7. The method for intelligent monitoring of postoperative posture in neurosurgical patients as described in claim 6, characterized in that: The step of identifying the time period of attitude behavior change state and the time period of attitude behavior maintenance state by comparing the sliding window cumulative change operator frame by frame includes performing frame-by-frame comparison of the values of the sliding window cumulative change operator corresponding to adjacent consecutive image frames in the acquisition time range covered by the attitude stable state time period. During the frame-by-frame comparison process, when the cumulative change operator of the sliding window of the next frame image is always not less than the cumulative change operator of the sliding window of the previous frame image, the attitude stable state time period is identified as the attitude behavior change state time period. When there is a situation where the cumulative change operator of the sliding window of the next frame image is less than the cumulative change operator of the sliding window of the previous frame image, the attitude stable state time period is identified as the attitude behavior maintenance state time period.
8. The method for intelligent monitoring of postoperative posture in neurosurgical patients as described in claim 7, characterized in that: The process of distinguishing the changes in spatial distance values based on anatomical key points and arranging them in the order of collection time to form a postoperative posture structure behavior evolution record includes selecting the time period of posture behavior change state and the time period of posture behavior maintenance state as the analysis object, and distinguishing the posture change relationship of different structural levels of the human body based on the changes in spatial distance values based on anatomical key points on the collection time axis. The human body structural hierarchy includes at least local structural hierarchy characterized by different anatomical key point pairs, axial structural hierarchy, and cross-regional structural hierarchy; The posture change relationships corresponding to each structural level are temporally correlated with the start and end times of the posture behavior maintenance period, arranged in the order of acquisition time, and the overlapping change intervals in time are integrated to form a postoperative posture structure behavior evolution record.

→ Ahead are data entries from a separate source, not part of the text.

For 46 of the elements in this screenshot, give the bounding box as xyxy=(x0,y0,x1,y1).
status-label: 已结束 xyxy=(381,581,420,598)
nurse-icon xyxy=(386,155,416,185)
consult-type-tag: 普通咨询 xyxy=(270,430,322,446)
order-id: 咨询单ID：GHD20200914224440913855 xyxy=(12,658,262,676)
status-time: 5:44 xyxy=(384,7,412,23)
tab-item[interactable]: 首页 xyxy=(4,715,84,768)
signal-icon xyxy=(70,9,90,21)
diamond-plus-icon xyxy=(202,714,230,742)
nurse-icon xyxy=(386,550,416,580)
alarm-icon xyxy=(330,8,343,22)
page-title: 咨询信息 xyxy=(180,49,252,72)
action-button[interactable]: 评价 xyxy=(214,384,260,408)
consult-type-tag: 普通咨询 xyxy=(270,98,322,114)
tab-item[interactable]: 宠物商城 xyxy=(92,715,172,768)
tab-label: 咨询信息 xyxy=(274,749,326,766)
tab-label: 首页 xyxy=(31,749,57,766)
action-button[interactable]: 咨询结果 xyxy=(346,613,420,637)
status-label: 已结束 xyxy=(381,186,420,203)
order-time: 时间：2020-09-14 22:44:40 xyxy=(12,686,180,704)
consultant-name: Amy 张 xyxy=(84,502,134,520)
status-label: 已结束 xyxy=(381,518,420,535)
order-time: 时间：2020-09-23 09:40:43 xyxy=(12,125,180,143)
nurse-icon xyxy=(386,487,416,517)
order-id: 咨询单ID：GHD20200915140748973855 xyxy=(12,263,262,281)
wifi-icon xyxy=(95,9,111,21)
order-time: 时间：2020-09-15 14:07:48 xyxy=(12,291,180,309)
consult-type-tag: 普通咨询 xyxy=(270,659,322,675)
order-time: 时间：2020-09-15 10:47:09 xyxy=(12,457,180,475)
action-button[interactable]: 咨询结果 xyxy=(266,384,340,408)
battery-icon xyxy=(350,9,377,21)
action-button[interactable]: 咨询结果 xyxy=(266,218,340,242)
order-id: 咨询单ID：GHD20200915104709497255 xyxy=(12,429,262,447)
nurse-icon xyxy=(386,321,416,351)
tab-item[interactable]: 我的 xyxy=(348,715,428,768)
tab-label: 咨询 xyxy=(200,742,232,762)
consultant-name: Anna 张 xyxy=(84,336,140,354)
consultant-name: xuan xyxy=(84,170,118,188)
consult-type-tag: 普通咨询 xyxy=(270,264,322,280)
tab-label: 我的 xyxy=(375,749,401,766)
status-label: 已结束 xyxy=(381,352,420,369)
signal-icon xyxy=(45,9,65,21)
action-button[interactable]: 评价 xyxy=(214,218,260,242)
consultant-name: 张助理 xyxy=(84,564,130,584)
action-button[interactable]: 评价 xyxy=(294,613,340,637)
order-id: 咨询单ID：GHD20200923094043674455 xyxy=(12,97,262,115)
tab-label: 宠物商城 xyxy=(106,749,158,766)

9. A computer device comprising a memory and a processor, wherein the memory stores a computer program, characterized in that: When the processor executes the computer program, it implements the steps of the method for intelligent monitoring of postoperative posture of neurosurgical patients as described in any one of claims 1 to 8.
10. A computer-readable storage medium having a computer program stored thereon, characterized in that: When the computer program is executed by the processor, it implements the steps of the method for intelligent monitoring of postoperative posture of neurosurgical patients as described in any one of claims 1 to 8.